That and I just read Laurable’s mention of her criteria for her reference links: blogs that contain at least 2/3 poetic content. I am certainly failing at this. But I don’t necessarily want to put all my poems or many of them on my blog. This is for my thoughts, peripheral, residual. My problem, then, is that I am more successful at cataloguing my thoughts than my poems. It should probably be the other way around.
I can’t get off this fiction kick. I have much more to read this summer. But I do need to write more about poetry. I am infinitely distracted from it, disappointed in myself for not reaching quotas for the day. Shamed for not having finished my classmate’s book, A Carnage in the Love Trees (Greenfield)—or Pushkin, for that matter! It (Greenfield’s) is a hard book. It doesn’t help my dark mood. More on that soon.
With Denise, we drove her around, ate lunches and talked about writing, went to Reynosa, ate paletas (my popsicle was coconut, thick & milky), bought mangos & smuggled them across the border, enjoyed ourselves. We would like to go to next year’s Border Bookfest near Las Cruces, New Mexico (Oscar Casares was there last year, hey hey!). I learned a lot. I want to know more. And at this pace.
: I realize now that I absolutely cannot do two things at once. Crash!
The Freshness or “Use By” Date
The one thing I want to know about poetry is whether you can keep writing the same kind of stuff forever. Or else what? If I liked what I wrote before better and I went back to that (somehow), would that be so bad? My knee jerk reaction is to stay away from stagnation, but what’s the reason behind that? Everyone just thinks it is bad, but what if it’s just focused, obsessed—adjectives that poets adore? What if the old stuff is better than anything I can come up with now? I really want to know my expiration date.
Lists and Hyperlists
I liked Stephanie’s list of things to remember to write about on her blog from a week or so ago. It is getting like that for me—my blog is becoming yet another manifestation of a to do list. The answer for me is do less, but I am arrested by ambitious ideals of productivity. It is impossible to predict how much I can accomplish in one day. Or maybe not. Maybe I will figure it out with practice. When I first started starting teaching (and I swore I wouldn’t write about this, but it is necessary to float the analogy), I would grossly and tragically overestimate how many papers I could grade in one day. I would wait until the day before I wanted to return them and say, “Okay, I’ll start this tonight after Angel is over.” But grading 20 papers (or 40 or 60) at 10 o’clock at night is madness!
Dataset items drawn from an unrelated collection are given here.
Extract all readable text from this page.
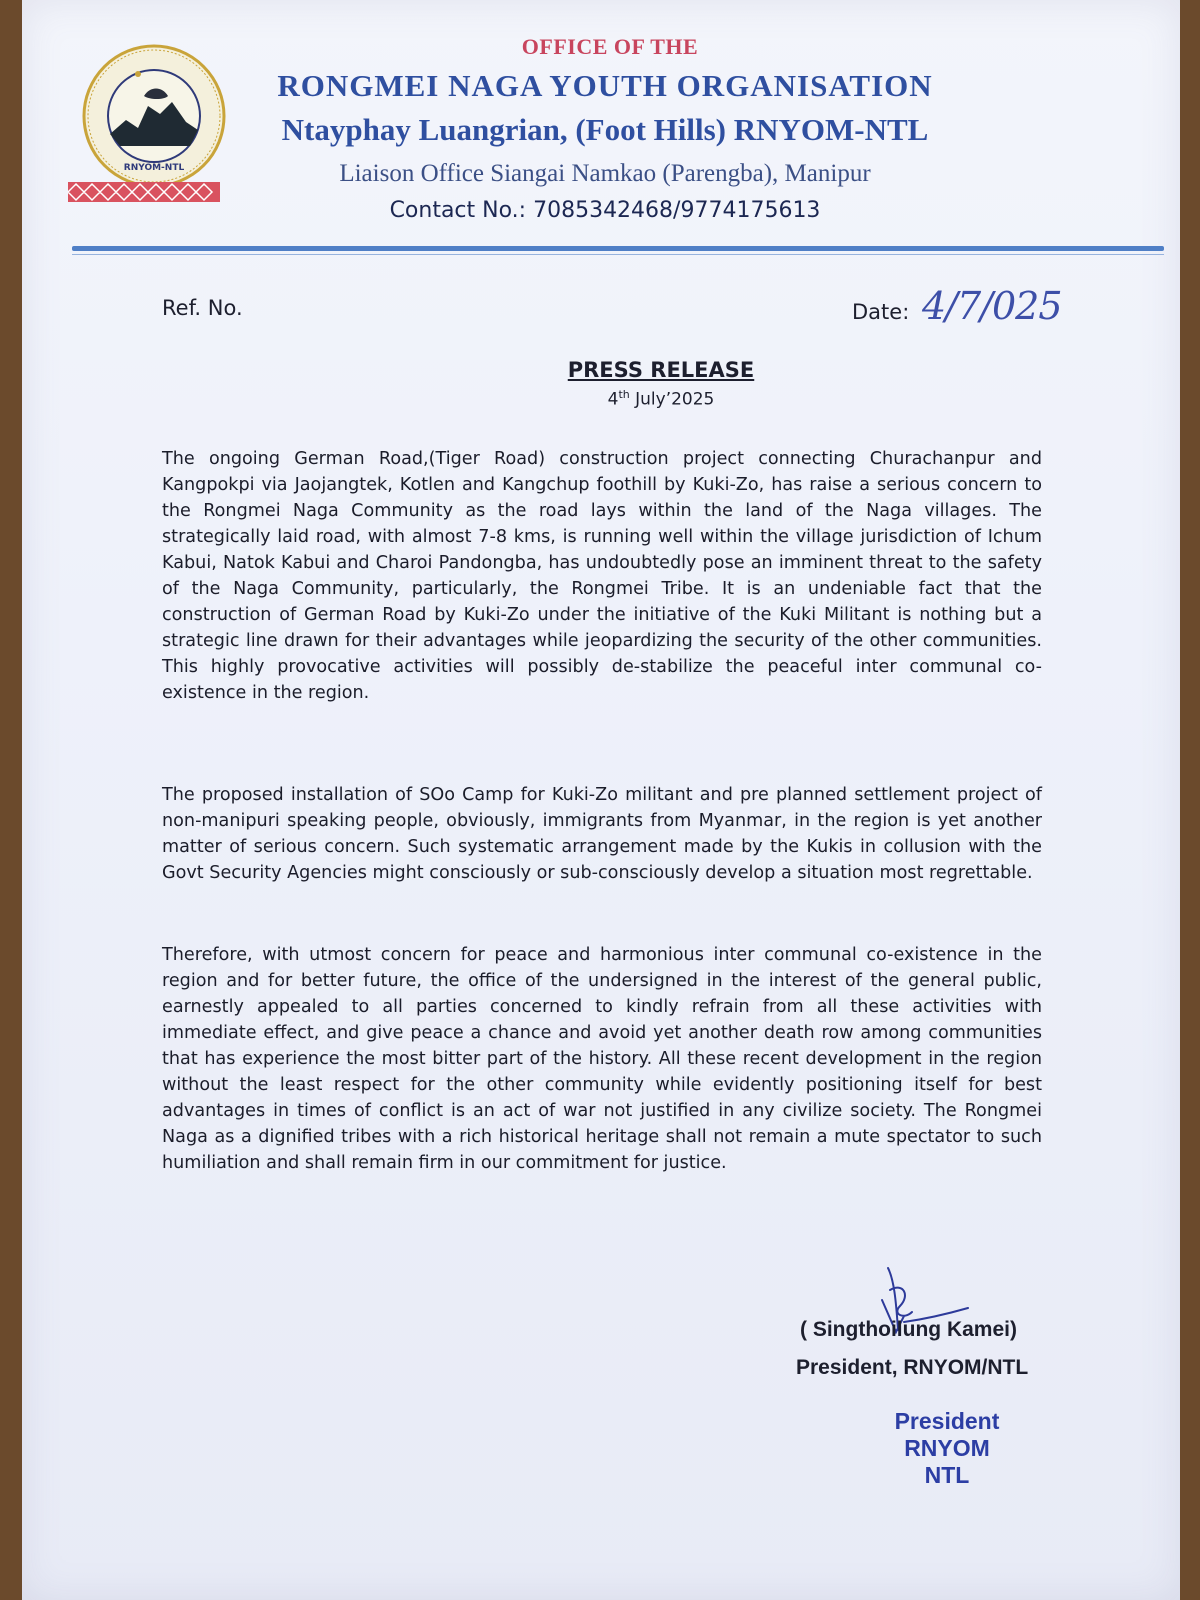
RNYOM-NTL

OFFICE OF THE

RONGMEI NAGA YOUTH ORGANISATION

Ntayphay Luangrian, (Foot Hills) RNYOM-NTL

Liaison Office Siangai Namkao (Parengba), Manipur

Contact No.: 7085342468/9774175613

Ref. No.	Date: 4/7/025
PRESS RELEASE
4th July’2025

The ongoing German Road,(Tiger Road) construction project connecting Churachanpur and Kangpokpi via Jaojangtek, Kotlen and Kangchup foothill by Kuki-Zo, has raise a serious concern to the Rongmei Naga Community as the road lays within the land of the Naga villages. The strategically laid road, with almost 7-8 kms, is running well within the village jurisdiction of Ichum Kabui, Natok Kabui and Charoi Pandongba, has undoubtedly pose an imminent threat to the safety of the Naga Community, particularly, the Rongmei Tribe. It is an undeniable fact that the construction of German Road by Kuki-Zo under the initiative of the Kuki Militant is nothing but a strategic line drawn for their advantages while jeopardizing the security of the other communities. This highly provocative activities will possibly de-stabilize the peaceful inter communal co-existence in the region.

The proposed installation of SOo Camp for Kuki-Zo militant and pre planned settlement project of non-manipuri speaking people, obviously, immigrants from Myanmar, in the region is yet another matter of serious concern. Such systematic arrangement made by the Kukis in collusion with the Govt Security Agencies might consciously or sub-consciously develop a situation most regrettable.

Therefore, with utmost concern for peace and harmonious inter communal co-existence in the region and for better future, the office of the undersigned in the interest of the general public, earnestly appealed to all parties concerned to kindly refrain from all these activities with immediate effect, and give peace a chance and avoid yet another death row among communities that has experience the most bitter part of the history. All these recent development in the region without the least respect for the other community while evidently positioning itself for best advantages in times of conflict is an act of war not justified in any civilize society. The Rongmei Naga as a dignified tribes with a rich historical heritage shall not remain a mute spectator to such humiliation and shall remain firm in our commitment for justice.

( Singthoilung Kamei)
President, RNYOM/NTL
President
RNYOM
NTL
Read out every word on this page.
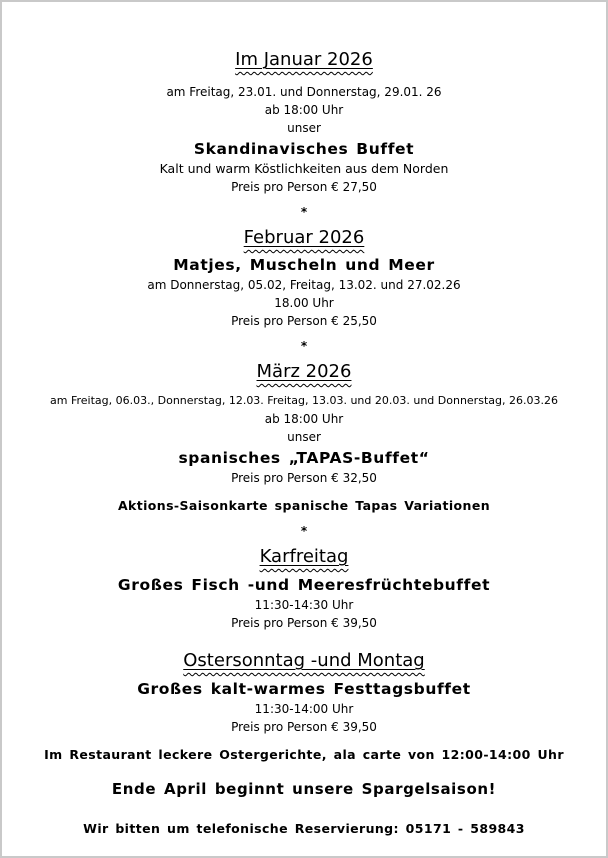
Im Januar 2026
am Freitag, 23.01. und Donnerstag, 29.01. 26
ab 18:00 Uhr
unser
Skandinavisches Buffet
Kalt und warm Köstlichkeiten aus dem Norden
Preis pro Person € 27,50
*
Februar 2026
Matjes, Muscheln und Meer
am Donnerstag, 05.02, Freitag, 13.02. und 27.02.26
18.00 Uhr
Preis pro Person € 25,50
*
März 2026
am Freitag, 06.03., Donnerstag, 12.03. Freitag, 13.03. und 20.03. und Donnerstag, 26.03.26
ab 18:00 Uhr
unser
spanisches „TAPAS-Buffet“
Preis pro Person € 32,50
Aktions-Saisonkarte spanische Tapas Variationen
*
Karfreitag
Großes Fisch -und Meeresfrüchtebuffet
11:30-14:30 Uhr
Preis pro Person € 39,50
Ostersonntag -und Montag
Großes kalt-warmes Festtagsbuffet
11:30-14:00 Uhr
Preis pro Person € 39,50
Im Restaurant leckere Ostergerichte, ala carte von 12:00-14:00 Uhr
Ende April beginnt unsere Spargelsaison!
Wir bitten um telefonische Reservierung: 05171 - 589843
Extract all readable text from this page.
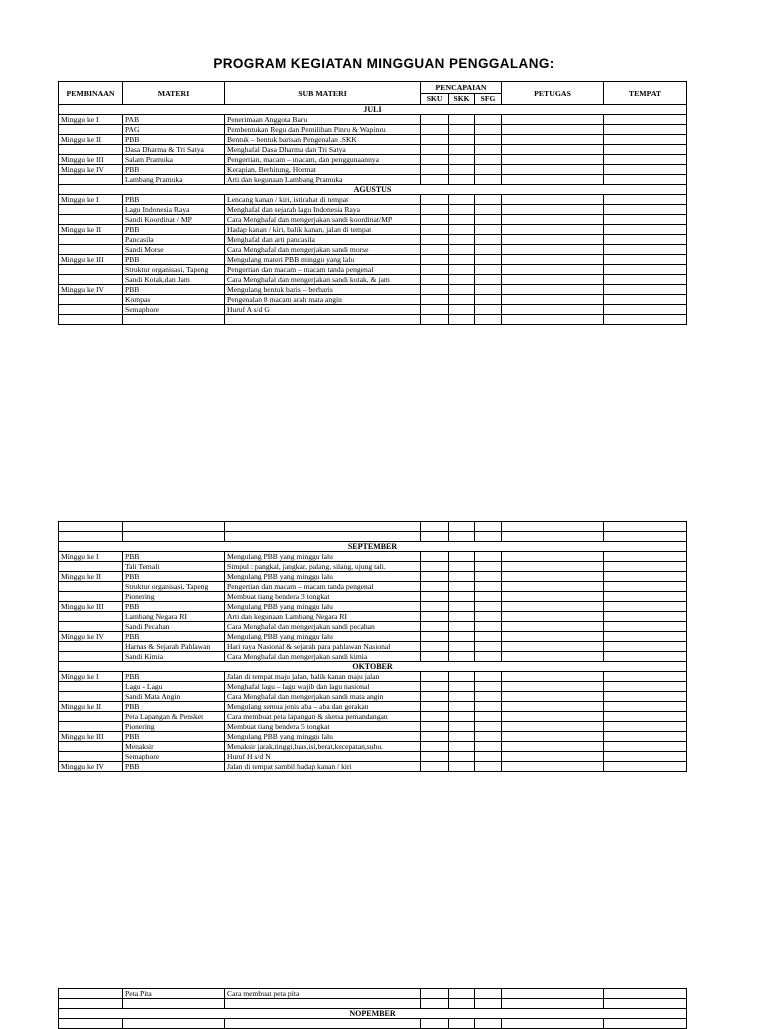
PROGRAM KEGIATAN MINGGUAN PENGGALANG:
PEMBINAAN	MATERI	SUB MATERI	PENCAPAIAN			PETUGAS	TEMPAT
			SKU	SKK	SFG		
JULI							
Minggu ke I	PAB	Penerimaan Anggota Baru					
	PAG	Pembentukan Regu dan Pemilihan Pinru & Wapinru					
Minggu ke II	PBB	Bentuk – bentuk barisan Pengenalan .SKK					
	Dasa Dharma & Tri Satya	Menghafal Dasa Dharma dan Tri Satya					
Minggu ke III	Salam Pramuka	Pengertian, macam – macam, dan penggunaannya					
Minggu ke IV	PBB	Kerapian, Berhitung, Hormat					
	Lambang Pramuka	Arti dan kegunaan Lambang Pramuka					
AGUSTUS							
Minggu ke I	PBB	Lencang kanan / kiri, istirahat di tempat					
	Lagu Indonesia Raya	Menghafal dan sejarah lagu Indonesia Raya					
	Sandi Koordinat / MP	Cara Menghafal dan mengerjakan sandi koordinat/MP					
Minggu ke II	PBB	Hadap kanan / kiri, balik kanan, jalan di tempat					
	Pancasila	Menghafal dan arti pancasila					
	Sandi Morse	Cara Menghafal dan mengerjakan sandi morse					
Minggu ke III	PBB	Mengulang materi PBB minggu yang lalu					
	Struktur organisasi, Tapeng	Pengertian dan macam – macam tanda pengenal					
	Sandi Kotak,dan Jam	Cara Menghafal dan mengerjakan sandi kotak, & jam					
Minggu ke IV	PBB	Mengulang bentuk baris – berbaris					
	Kompas	Pengenalan 8 macam arah mata angin					
	Semaphore	Huruf A s/d G					

SEPTEMBER							
Minggu ke I	PBB	Mengulang PBB yang minggu lalu					
	Tali Temali	Simpul : pangkal, jangkar, palang, silang, ujung tali.					
Minggu ke II	PBB	Mengulang PBB yang minggu lalu					
	Struktur organisasi, Tapeng	Pengertian dan macam – macam tanda pengenal					
	Pionering	Membuat tiang bendera 3 tongkat					
Minggu ke III	PBB	Mengulang PBB yang minggu lalu					
	Lambang Negara RI	Arti dan kegunaan Lambang Negara RI					
	Sandi Pecahan	Cara Menghafal dan mengerjakan sandi pecahan					
Minggu ke IV	PBB	Mengulang PBB yang minggu lalu					
	Harnas & Sejarah Pahlawan	Hari raya Nasional & sejarah para pahlawan Nasional					
	Sandi Kimia	Cara Menghafal dan mengerjakan sandi kimia					
OKTOBER							
Minggu ke I	PBB	Jalan di tempat maju jalan, balik kanan maju jalan					
	Lagu - Lagu	Menghafal lagu – lagu wajib dan lagu nasional					
	Sandi Mata Angin	Cara Menghafal dan mengerjakan sandi mata angin					
Minggu ke II	PBB	Mengulang semua jenis aba – aba dan gerakan					
	Peta Lapangan & Pensket	Cara membuat peta lapangan & sketsa pemandangan					
	Pionering	Membuat tiang bendera 5 tongkat					
Minggu ke III	PBB	Mengulang PBB yang minggu lalu					
	Menaksir	Menaksir jarak,tinggi,luas,isi,berat,kecepatan,suhu.					
	Semaphore	Huruf H s/d N					
Minggu ke IV	PBB	Jalan di tempat sambil hadap kanan / kiri					
	Peta Pita	Cara membuat peta pita					

NOPEMBER							
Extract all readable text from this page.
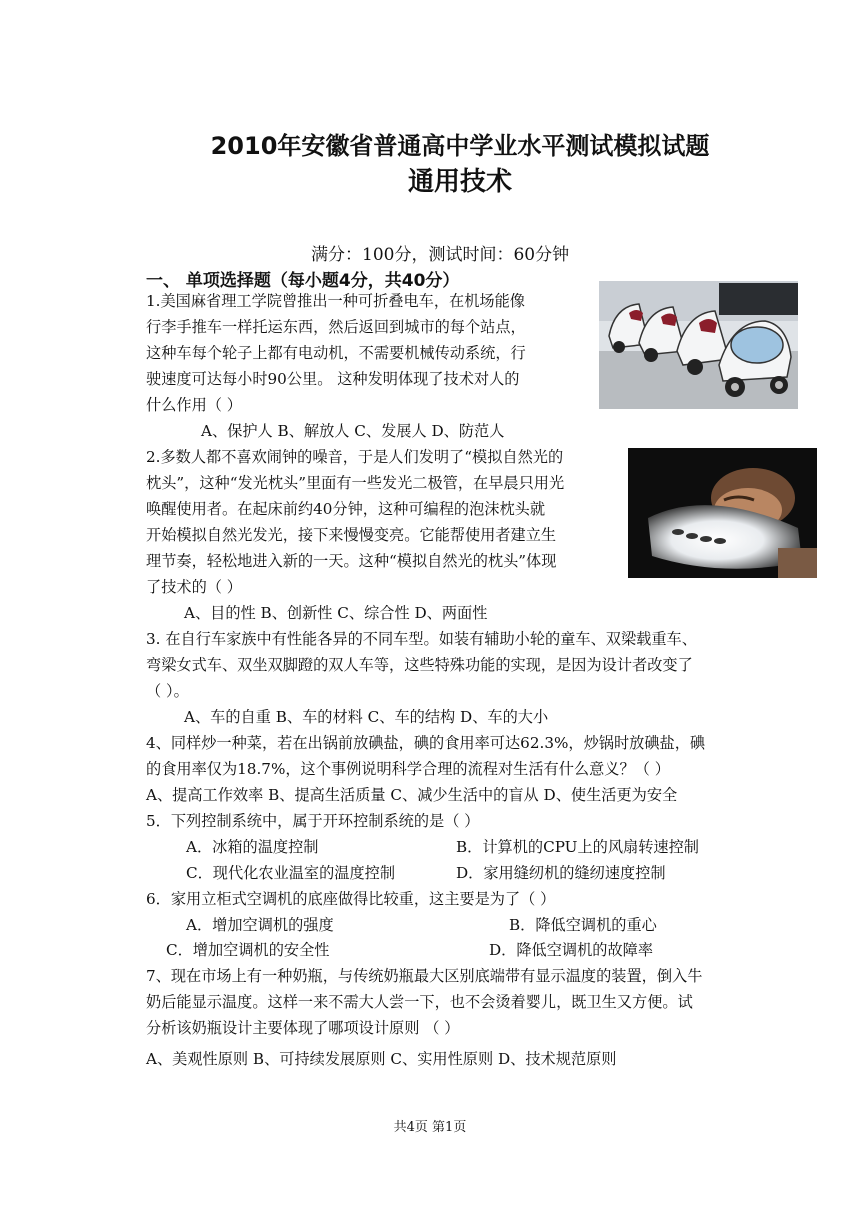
2010年安徽省普通高中学业水平测试模拟试题
通用技术
满分：100分，测试时间：60分钟
一、 单项选择题（每小题4分，共40分）
1.美国麻省理工学院曾推出一种可折叠电车，在机场能像
行李手推车一样托运东西，然后返回到城市的每个站点，
这种车每个轮子上都有电动机，不需要机械传动系统，行
驶速度可达每小时90公里。 这种发明体现了技术对人的
什么作用（ ）
A、保护人 B、解放人 C、发展人 D、防范人
2.多数人都不喜欢闹钟的噪音，于是人们发明了“模拟自然光的
枕头”，这种“发光枕头”里面有一些发光二极管，在早晨只用光
唤醒使用者。在起床前约40分钟，这种可编程的泡沫枕头就
开始模拟自然光发光，接下来慢慢变亮。它能帮使用者建立生
理节奏，轻松地进入新的一天。这种“模拟自然光的枕头”体现
了技术的（ ）
A、目的性 B、创新性 C、综合性 D、两面性
3. 在自行车家族中有性能各异的不同车型。如装有辅助小轮的童车、双梁载重车、
弯梁女式车、双坐双脚蹬的双人车等，这些特殊功能的实现，是因为设计者改变了
（ ）。
A、车的自重 B、车的材料 C、车的结构 D、车的大小
4、同样炒一种菜，若在出锅前放碘盐，碘的食用率可达62.3%，炒锅时放碘盐，碘
的食用率仅为18.7%，这个事例说明科学合理的流程对生活有什么意义？（ ）
A、提高工作效率 B、提高生活质量 C、减少生活中的盲从 D、使生活更为安全
5．下列控制系统中，属于开环控制系统的是（ ）
A．冰箱的温度控制	B．计算机的CPU上的风扇转速控制
C．现代化农业温室的温度控制	D．家用缝纫机的缝纫速度控制
6．家用立柜式空调机的底座做得比较重，这主要是为了（ ）
A．增加空调机的强度	B．降低空调机的重心
C．增加空调机的安全性	D．降低空调机的故障率
7、现在市场上有一种奶瓶，与传统奶瓶最大区别底端带有显示温度的装置，倒入牛
奶后能显示温度。这样一来不需大人尝一下，也不会烫着婴儿，既卫生又方便。试
分析该奶瓶设计主要体现了哪项设计原则 （ ）
A、美观性原则 B、可持续发展原则 C、实用性原则 D、技术规范原则
共4页 第1页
Now I know to only grade 5-10 and do it everyday (yuck!) and do it right when I get home and then pretend like I am not a teacher for the rest of the day. Instead, I will pretend to be a writer, wife, lover, friend, pet-parent, amateur psychologist, Charles Darwin.
Okay, so my To Write About List (Online) goes like this:
poetic intervention, staged
revise American Filmmaking series
write/revise/ready for workshop essay: Wishbone
Offline Life List:
Call: Jenny, Colleen, Catherine, Caeli
Art Museum for community writing lab on Thursday
Clean desk, glean poems from surfaces
*Catherine’s postcard poem series
*Student workshop collection
*Redneck Heaven mix tape
To read for rest of summer on vacation (not in this order):
Mother Nature: A History of Mothers, Infants, and Natural Selection
The Trouble with Testosterone
The Body Artist
¡Que vivan los tamales! Food and the Making of Mexican Identity
One Hundred Years of Solitude
Poetry I will throw in whimsically; journals I will read as they come in; novels I will mix in to break from this heavy reading: The Lovely Bones; Mrs. Caliban; Summer Sisters; Sabella; Loving Pedro Infante (all possibilities).
In Venezuela, I will read The Stories of Eva Luna or House of Spirits and maybe Garcia Marquez’s News of a Kidnapping. Har har!
I will be lucky if I get this (or even most of it) done. I can get the first three lists done in the next two weeks (*except these, which may take until the end of the summer); after that, I am going to Mexico for a week and Venezuela for three weeks (road trip variety). I will have to fight my Dad over online time, but I’ll bring my little Toshiba anyway.
Ps. For Stephanie, don’t be sad about being in Las Vegas—it is a postmodern paradise. Everything is better than the real thing, except the blue sky inside the Paris is nowhere near as splendid as the Paris. But largely it is better to be on sand that doesn’t have sand fleas and in water without sharks (which is also a postmodern animal) and under real palm trees with fake roaches (fake roaches do not exist—who would want a fake roach? Only desirable things are facsimiled*). We all want to be close to nature, but maybe it is not nature but the ideal of nature that we crave. This is just a theory, of course. Lucy and I must sit outside at least once a day and soak up a little bit of sun to stave off depression. The jungle in the Mirage is lush and secretive and filled with orchids, and even though I yearn for the experience of real orchids in their environment, I don’t want to get too close to the roaches, stinging flies, chiggers, or chiguitis. The real orchids in the Andes might come without roaches. I’ll check.
* Pretend for the sake of my lovely and compact theory that fake roaches, spiders, lizards, various creepy-crawlies, brains (though brains are beautiful), puke, and dog shit aren’t manufactured and made available at toy stores. Maybe it should read, “Only desirable things should be facsimiled.” But that just sounds a little too eugenically reinvented. Peace out.
Pps. I just faked out Lars big time. He came into the office and settled down behind the computer to go to sleep or lick himself or whatever, and then I jumped up and ran out the door to take a shower. I first looked back at his face: disbelief, accusation in his eyes.
I said, “I didn’t come in here to write!” I only came to add two sentences—just two thin ones to my turgid essay. On page 31, a last page of lists, is says: His brother, Jim, grew up to be a Marine and jumped out of airplanes. His brother grew up.
Then I thought I had to write this down and add it to me blog—two thin sentences: I just graded (with red pen) my list of How to Change My Life from last year, and I have successfully completed 21 of the 25 typed objectives. People can change.